MS, an inflammatory disease of the central nervous system, can lead to serious neurological symptoms and disability. The condition infects the brain’s signal-conducting white matter, where myelin is mostly found, but can also affect gray matter, the brain’s information processing center. Though present there in relatively small quantities, myelin plays a critical role in the proper functioning of gray matter by protecting the thin nerve fibers that connect nearby regions of the brain cortex. Though loss of myelin in gray matter has been documented in post-mortem studies of MS patients, its clinical significance could not be established until now due to the lack of suitable imaging methods.

Led by Vasily L. Yarnykh, PhD, associate professor in the department of radiology at the University of Washington in Seattle, researchers modified a standard MRI scanner with specialized software to perform a new imaging technique known as macromolecular proton fraction (MPF) mapping. The method provides information on the content of biological macromolecules, molecules present in tissues that comprise large numbers of atoms, lipids, and carbohydrates.

“MPF mapping allows quantitative assessment of microscopic demyelination in brain tissues that look normal on clinical images, and is the only existing method able to evaluate the myelin content in gray matter,” Yarnykh said.

The study evaluated 30 patients with MS—18 with the common, initial-stage form relapsing-remitting MS (RRMS), and 12 with the more advanced form, secondary progressive MS (SPMS)—as well as 14 healthy patients used as controls. MRI scans performed on a 3-Tesla imager generated a whole-brain MPF map that included healthy-appearing white matter, gray matter, and MS lesions.

Results indicated that MPF in white and gray matter declined in patients with RRMS compared to healthy patients. For patients with SPMS, MPF was significantly reduced in apparently healthy brain as well as brain lesions.
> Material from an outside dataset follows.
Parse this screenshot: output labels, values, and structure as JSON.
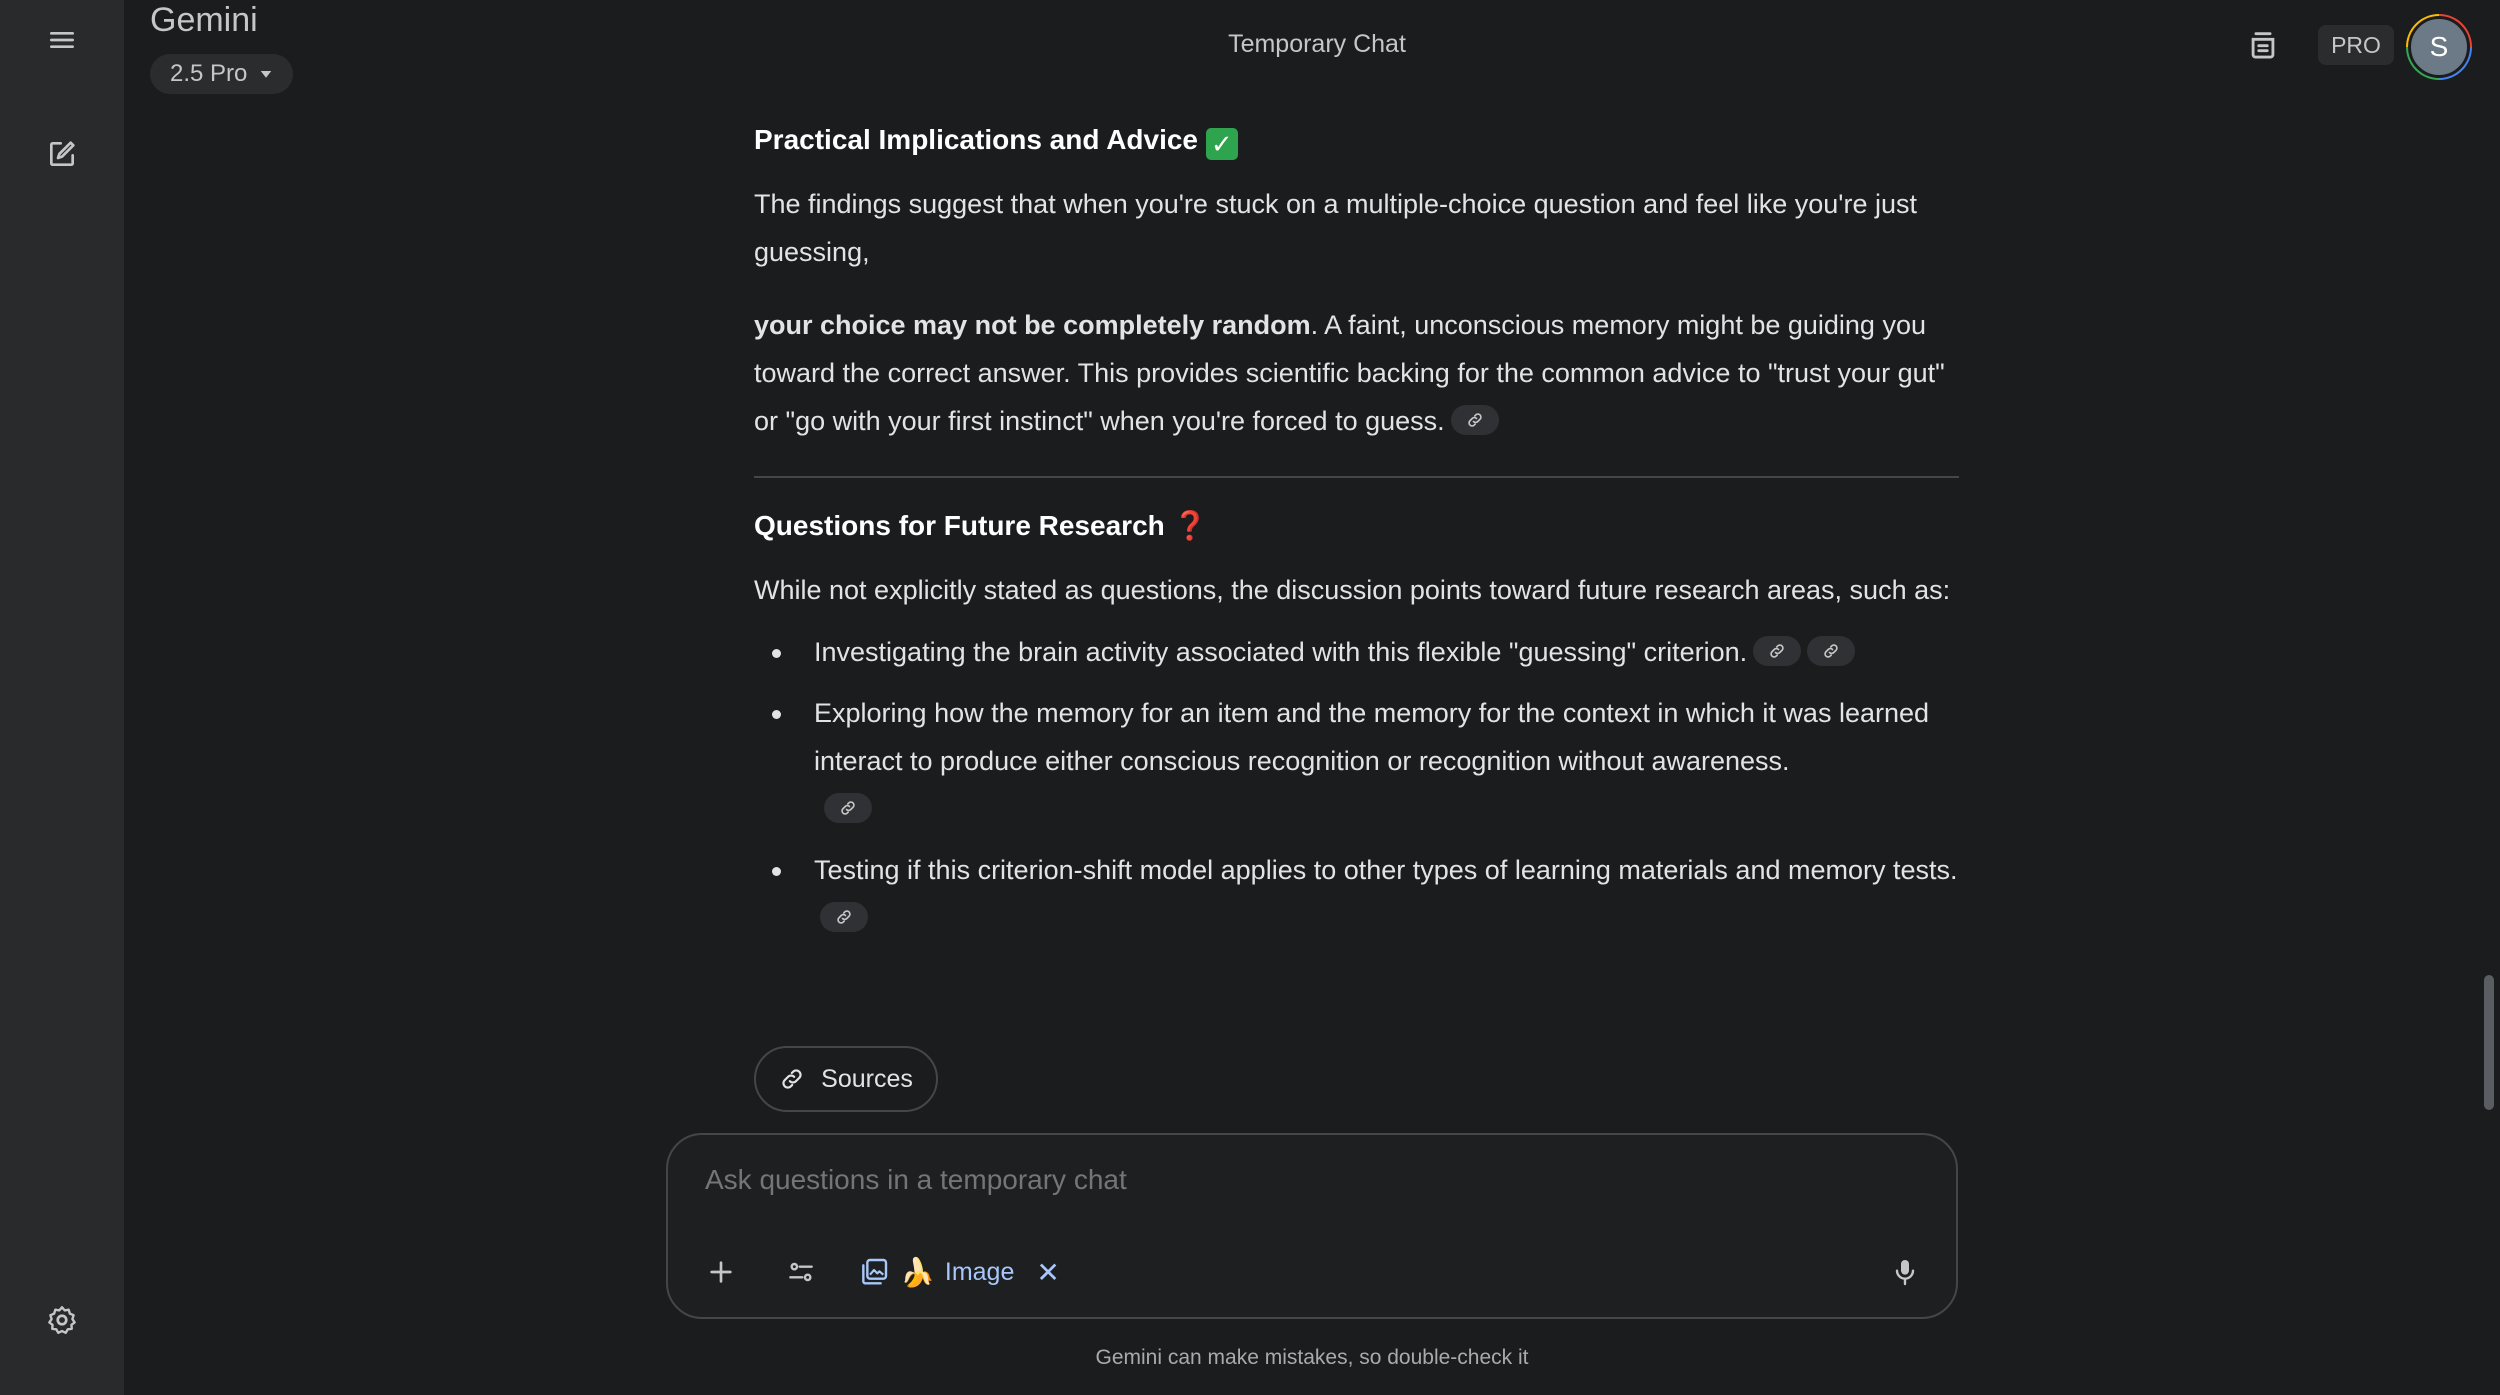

When compared to clinical tests characterizing neurological dysfunction in MS patients, the drop in MPF strongly correlated to patients’ disability.
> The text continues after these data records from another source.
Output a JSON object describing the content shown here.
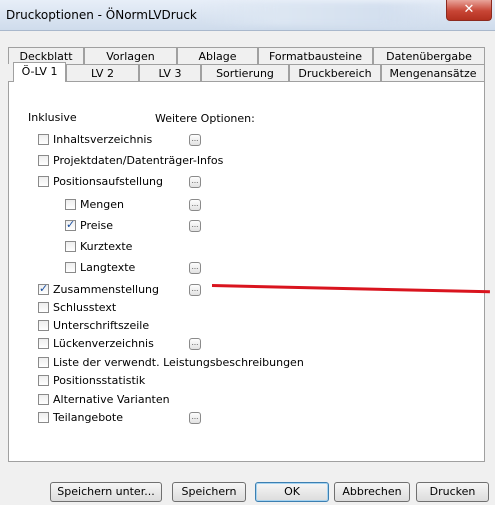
{
  "window": {
    "title": "Druckoptionen - ÖNormLVDruck",
    "close_glyph": "✕"
  },
  "tabs_row1": [
    {
      "label": "Deckblatt"
    },
    {
      "label": "Vorlagen"
    },
    {
      "label": "Ablage"
    },
    {
      "label": "Formatbausteine"
    },
    {
      "label": "Datenübergabe"
    }
  ],
  "tabs_row2": [
    {
      "label": "Ö-LV 1"
    },
    {
      "label": "LV 2"
    },
    {
      "label": "LV 3"
    },
    {
      "label": "Sortierung"
    },
    {
      "label": "Druckbereich"
    },
    {
      "label": "Mengenansätze"
    }
  ],
  "panel": {
    "inklusive_label": "Inklusive",
    "weitere_label": "Weitere Optionen:",
    "options": [
      {
        "label": "Inhaltsverzeichnis",
        "checked": false,
        "has_options": true
      },
      {
        "label": "Projektdaten/Datenträger-Infos",
        "checked": false,
        "has_options": false
      },
      {
        "label": "Positionsaufstellung",
        "checked": false,
        "has_options": true
      },
      {
        "label": "Mengen",
        "checked": false,
        "has_options": true
      },
      {
        "label": "Preise",
        "checked": true,
        "has_options": true
      },
      {
        "label": "Kurztexte",
        "checked": false,
        "has_options": false
      },
      {
        "label": "Langtexte",
        "checked": false,
        "has_options": true
      },
      {
        "label": "Zusammenstellung",
        "checked": true,
        "has_options": true
      },
      {
        "label": "Schlusstext",
        "checked": false,
        "has_options": false
      },
      {
        "label": "Unterschriftszeile",
        "checked": false,
        "has_options": false
      },
      {
        "label": "Lückenverzeichnis",
        "checked": false,
        "has_options": true
      },
      {
        "label": "Liste der verwendt. Leistungsbeschreibungen",
        "checked": false,
        "has_options": false
      },
      {
        "label": "Positionsstatistik",
        "checked": false,
        "has_options": false
      },
      {
        "label": "Alternative Varianten",
        "checked": false,
        "has_options": false
      },
      {
        "label": "Teilangebote",
        "checked": false,
        "has_options": true
      }
    ],
    "ellipsis": "..."
  },
  "buttons": {
    "save_as": "Speichern unter...",
    "save": "Speichern",
    "ok": "OK",
    "cancel": "Abbrechen",
    "print": "Drucken"
  },
  "checkmark": "✓",
  "colors": {
    "annotation_line": "#d9141e",
    "close_button": "#c74535"
  }
}
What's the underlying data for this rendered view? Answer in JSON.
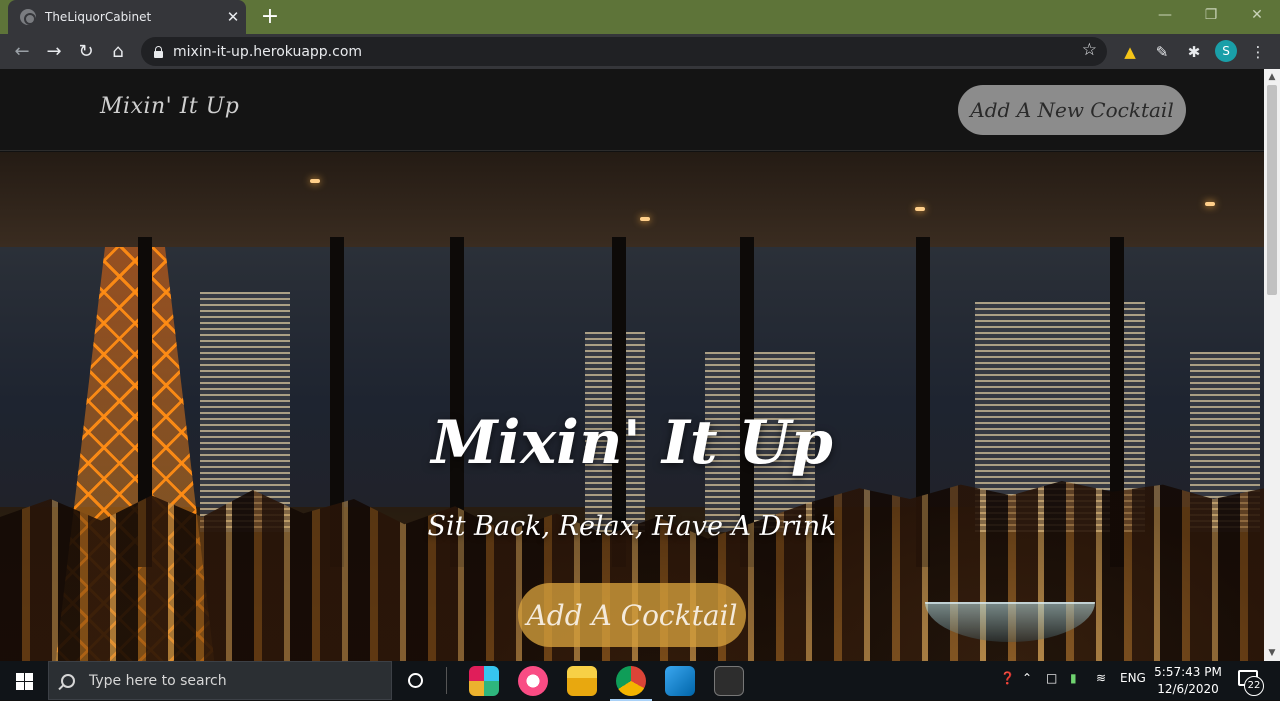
{
  "browser": {
    "tab_title": "TheLiquorCabinet",
    "tab_close": "✕",
    "new_tab": "+",
    "url": "mixin-it-up.herokuapp.com",
    "profile_initial": "S"
  },
  "site": {
    "brand": "Mixin' It Up",
    "header_button": "Add A New Cocktail",
    "hero_title": "Mixin' It Up",
    "hero_subtitle": "Sit Back, Relax, Have A Drink",
    "hero_button": "Add A Cocktail"
  },
  "taskbar": {
    "search_placeholder": "Type here to search",
    "language": "ENG",
    "time": "5:57:43 PM",
    "date": "12/6/2020",
    "notification_count": "22"
  },
  "icons": {
    "back": "back-arrow-icon",
    "forward": "forward-arrow-icon",
    "reload": "reload-icon",
    "home": "home-icon",
    "bookmark": "star-icon",
    "extensions": "puzzle-icon"
  },
  "colors": {
    "tabbar": "#5e7439",
    "header_button": "#8c8c8c",
    "hero_button": "#d6a03c"
  }
}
“The major finding of the study is that the loss of myelin in gray matter caused by MS in its relative amount is comparable to or even larger than that in white matter,” Yarnykh said. “Furthermore, gray matter demyelination is much more advanced in patients with secondary-progressive MS, and it is very strongly related to patients’ disability. As such, we believe that information about gray matter myelin damage in MS is of primary clinical relevance.”
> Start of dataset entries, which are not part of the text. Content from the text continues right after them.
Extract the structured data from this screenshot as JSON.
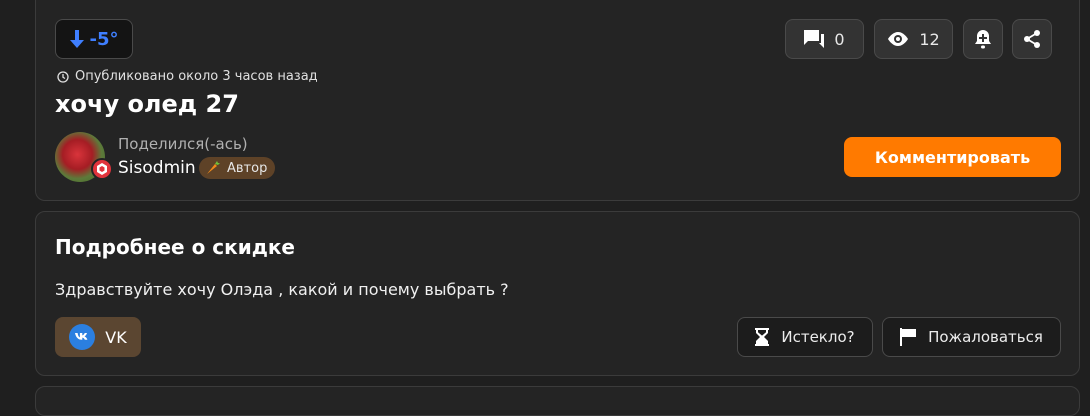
{
  "deal": {
    "temperature": "-5°",
    "comments_count": "0",
    "views_count": "12",
    "published": "Опубликовано около 3 часов назад",
    "title": "хочу олед 27",
    "shared_label": "Поделился(-ась)",
    "username": "Sisodmin",
    "author_badge": "Автор",
    "comment_button": "Комментировать"
  },
  "details": {
    "heading": "Подробнее о скидке",
    "description": "Здравствуйте хочу Олэда , какой и почему выбрать ?",
    "source_tag": "VK",
    "expired_button": "Истекло?",
    "report_button": "Пожаловаться"
  },
  "icons": {
    "temperature": "arrow-down-icon",
    "comments": "comment-icon",
    "views": "eye-icon",
    "subscribe": "bell-plus-icon",
    "share": "share-icon",
    "clock": "clock-icon",
    "author": "carrot-icon",
    "source": "vk-icon",
    "expired": "hourglass-icon",
    "report": "flag-icon"
  },
  "colors": {
    "accent": "#ff7a00",
    "temperature": "#3f7fff",
    "background": "#1f1f1f",
    "card": "#242424"
  }
}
The study could offer important implications for MS treatments intended to replace myelin, Yarnykh said.

“First, this method may provide an objective measure of the disease progression and treatment success in clinical trials. And second, assessment of both gray and white matter damage with this method may become an individual patient management tool in the future,” he said.

Yarnykh and his team are currently expanding their research with the support of the National Multiple Sclerosis Society and the National Institutes of Health to examine how myelin content evolves over time.

The article, “Fast Whole-Brain Three-dimensional Macromolecular Proton Fraction Mapping in Multiple Sclerosis,” is available online at Radiology.